Orbee incident

Network Outage for all Orbee services

Orbee experienced a minor incident on February 3, 2022 affecting Platform and Data Collection and 1 more component, lasting 32m. The incident has been resolved; the full update timeline is below.

Started: Feb 03, 2022, 06:51 PM UTC
Resolved: Feb 03, 2022, 07:23 PM UTC
Duration: 32m
Detected by Pingoru: Feb 03, 2022, 06:51 PM UTC

Affected components

PlatformData CollectionData PipelineAdvertisingPersonalizationEmail Marketing

Update timeline

monitoring Feb 03, 2022, 06:51 PM UTC

We detected at 10:36AM on February 3rd, 2022 that network connectivity went down for all Orbee services. This was due to an incorrect configuration of some networking resources. At 10:47AM on February 3rd, 2022 we remedied the issue. We are monitoring all services as they come back online.
monitoring Feb 03, 2022, 06:54 PM UTC

All services are healthy and available now. We are continuing to monitor to make sure every aspect of our products are working as intended.
resolved Feb 03, 2022, 07:23 PM UTC

All services are stable and available.
postmortem Feb 03, 2022, 09:06 PM UTC

# Executive Summary Between 6:31 PM and 6:49 PM \(UTC\) on February 3, 2022, engineers and customers experienced connectivity issues to our services and databases.
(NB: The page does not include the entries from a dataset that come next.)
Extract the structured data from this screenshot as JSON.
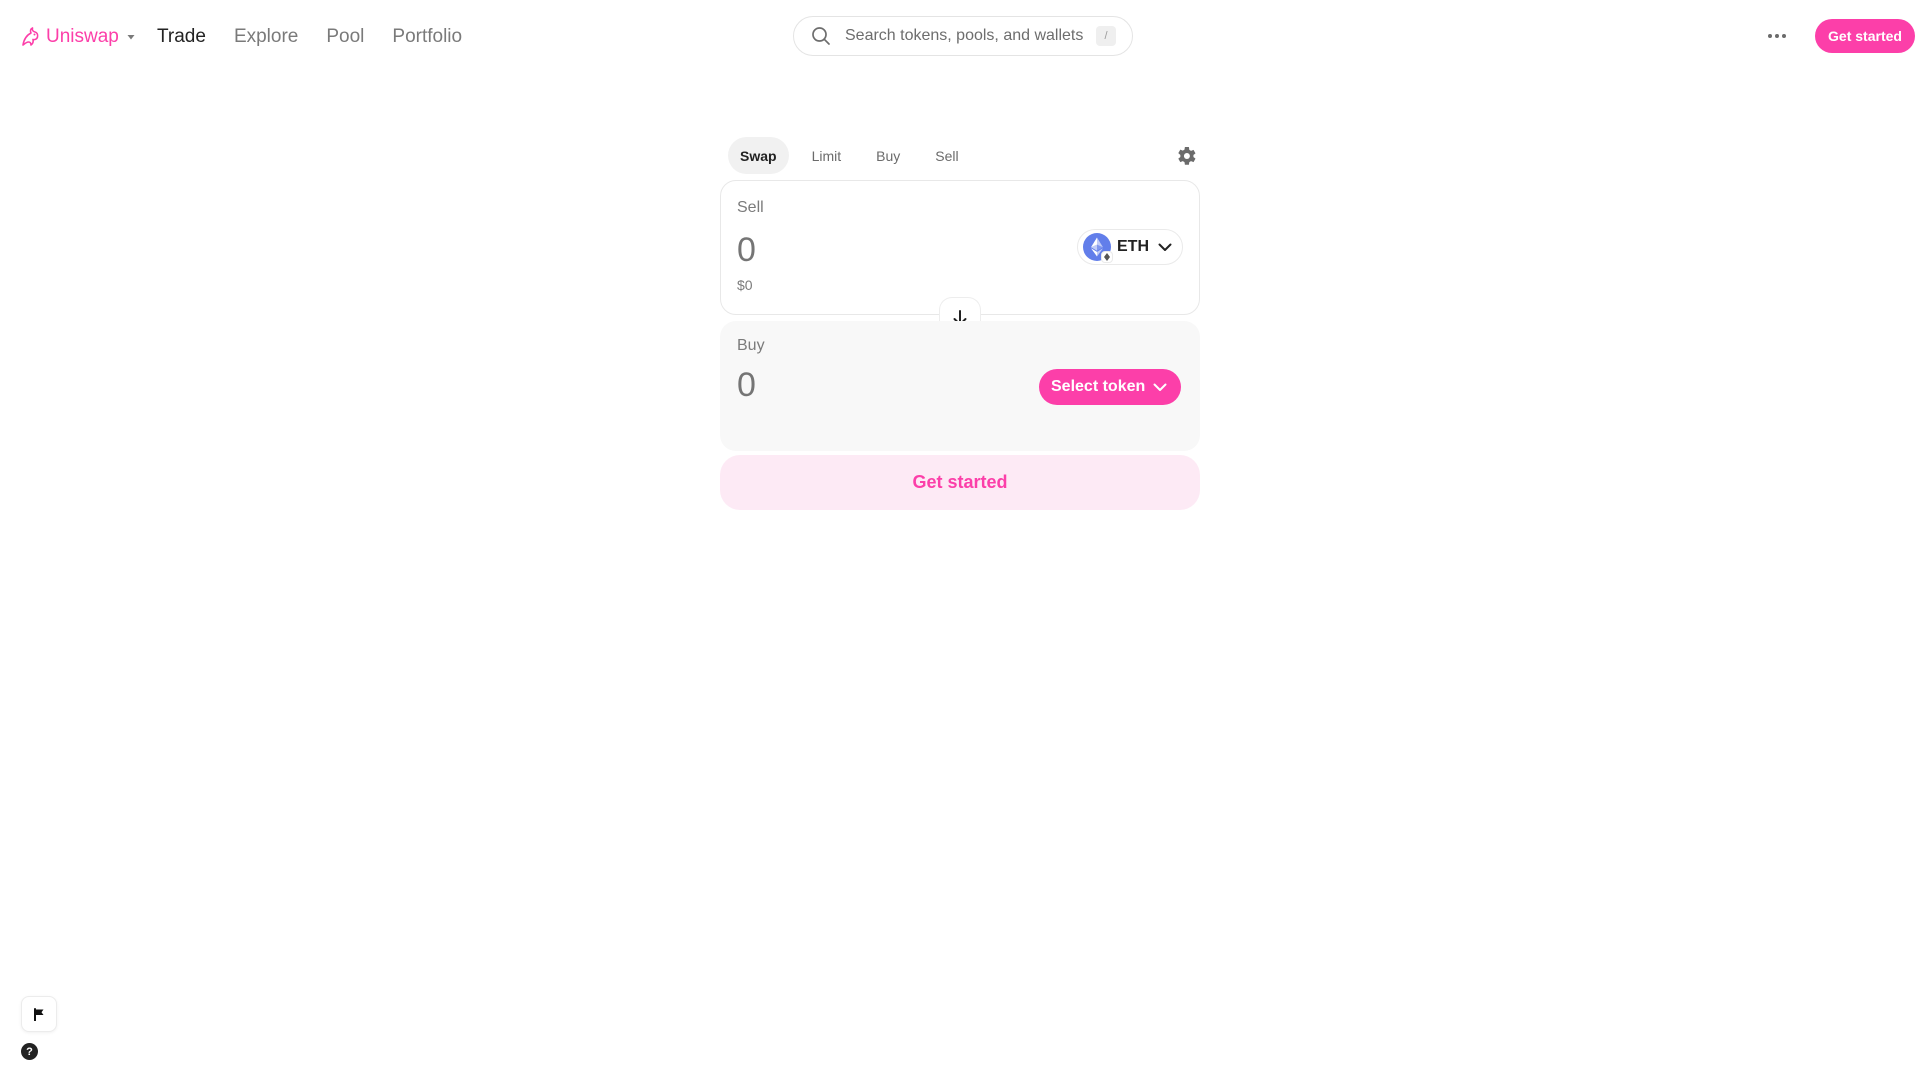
{
  "colors": {
    "accent": "#fc3fa9",
    "accent_soft": "#fdeaf5",
    "eth_blue": "#627eea"
  },
  "header": {
    "brand": {
      "name": "Uniswap",
      "logo_icon": "uniswap-unicorn-icon",
      "caret_icon": "caret-down-icon"
    },
    "nav": [
      {
        "label": "Trade",
        "active": true
      },
      {
        "label": "Explore",
        "active": false
      },
      {
        "label": "Pool",
        "active": false
      },
      {
        "label": "Portfolio",
        "active": false
      }
    ],
    "search": {
      "placeholder": "Search tokens, pools, and wallets",
      "shortcut": "/",
      "icon": "search-icon"
    },
    "more_icon": "more-horizontal-icon",
    "get_started": "Get started"
  },
  "swap": {
    "tabs": [
      {
        "label": "Swap",
        "active": true
      },
      {
        "label": "Limit",
        "active": false
      },
      {
        "label": "Buy",
        "active": false
      },
      {
        "label": "Sell",
        "active": false
      }
    ],
    "settings_icon": "gear-icon",
    "sell": {
      "label": "Sell",
      "amount": "0",
      "usd_value": "$0",
      "token": {
        "symbol": "ETH",
        "icon": "eth-icon"
      }
    },
    "flip_icon": "arrow-down-icon",
    "buy": {
      "label": "Buy",
      "amount": "0",
      "select_token": "Select token"
    },
    "cta": "Get started"
  },
  "footer": {
    "flag_icon": "flag-icon",
    "help_label": "?"
  }
}
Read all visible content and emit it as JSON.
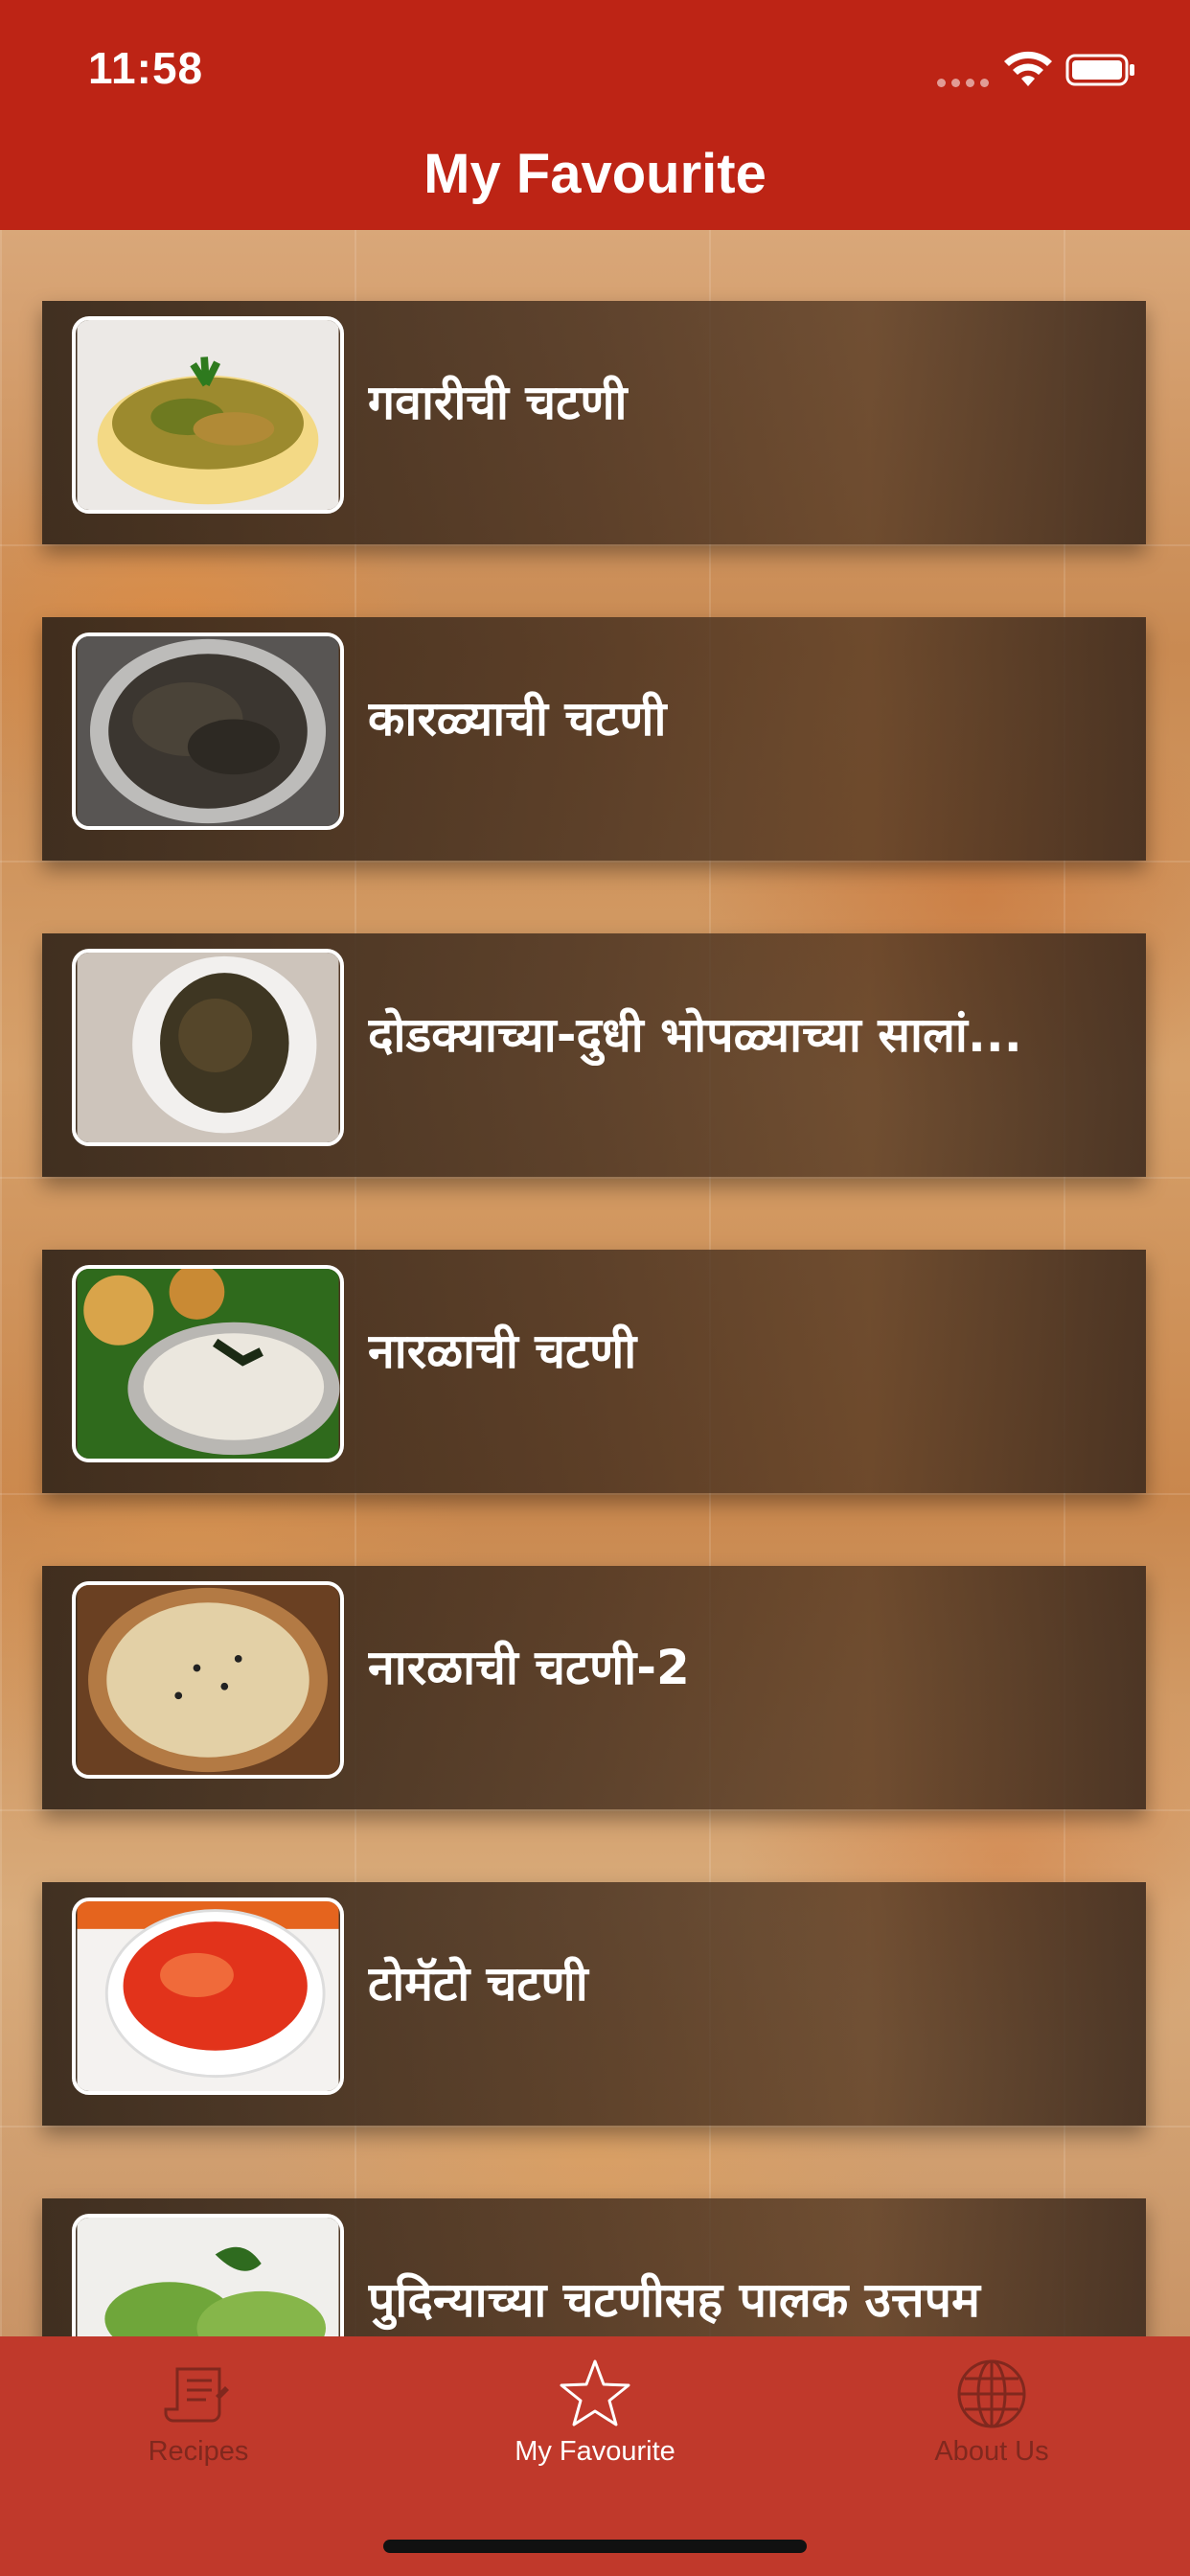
{
  "status_bar": {
    "time": "11:58"
  },
  "header": {
    "title": "My Favourite"
  },
  "recipes": [
    {
      "title": "गवारीची चटणी",
      "thumb_icon": "cluster-beans-chutney-photo"
    },
    {
      "title": "कारळ्याची चटणी",
      "thumb_icon": "niger-seed-chutney-photo"
    },
    {
      "title": "दोडक्याच्या-दुधी भोपळ्याच्या सालां...",
      "thumb_icon": "peel-chutney-photo"
    },
    {
      "title": "नारळाची चटणी",
      "thumb_icon": "coconut-chutney-photo"
    },
    {
      "title": "नारळाची चटणी-2",
      "thumb_icon": "coconut-chutney-2-photo"
    },
    {
      "title": "टोमॅटो चटणी",
      "thumb_icon": "tomato-chutney-photo"
    },
    {
      "title": "पुदिन्याच्या चटणीसह पालक उत्तपम",
      "thumb_icon": "palak-uttapam-photo"
    }
  ],
  "tabs": [
    {
      "label": "Recipes",
      "icon": "recipe-scroll-icon",
      "active": false
    },
    {
      "label": "My Favourite",
      "icon": "star-icon",
      "active": true
    },
    {
      "label": "About Us",
      "icon": "globe-icon",
      "active": false
    }
  ],
  "colors": {
    "header_red": "#bd2415",
    "tab_bar_red": "#c0392b",
    "tab_inactive": "#80281e",
    "tab_active": "#ffffff",
    "card_brown": "#3f2c1e"
  }
}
The event was triggered by the removal of the subnets used in the original route table. We resolved the issue by adding the subnets back to the route table of the VPC. The incident lasted for less than 20 minutes and was detected and mitigated immediately causing a minor outage. ## Leadup At 6:30 PM \(UTC\) on February 3, 2022, a change was made to our VPC routing table in AWS causing a network outage for all services and databases. The change caused the inability to access any service running within the VPC. ## Root Cause Identification 1. Network outage for Orbee services occurred. 2. Default VPC route table was overridden by a new route table when implementing VPC Peering. 3. Due to a sense of urgency for project implementation changes were made to the VPC configuration 4. Adjustments were made without proper review of changes. 5. Because we do not have an established process for implementing all configuration changes in AWS. ## Fault The misconfiguration of the VPC Route table disconnected communication between the services and the network. It is noted that configuration changes were made to the VPC shortly before the outage, overriding the default routing table setup. Due to the urgency for project implementation, changes were made without the proper review of changes. ## Detection The incident was detected when engineers experienced extended loading times and customers reporting issues connecting to the platform. Our Datadog monitoring system showed heightened errors for all services during the time of the incident. The probable cause was pinpointed immediately and engineers investigated further to find the root cause. ## Mitigation and Resolution The subnets were added back to the original VPC route table and connectivity was observed. ## Lessons Learned * Practice an iterative approach for root cause analysis and making critical changes to software and infrastructure. * Corroborate with other engineers about potential changes and perform a proper review of changes. * The VPC route table must contain subnets used by AWS resources in order to maintain communication throughout the network.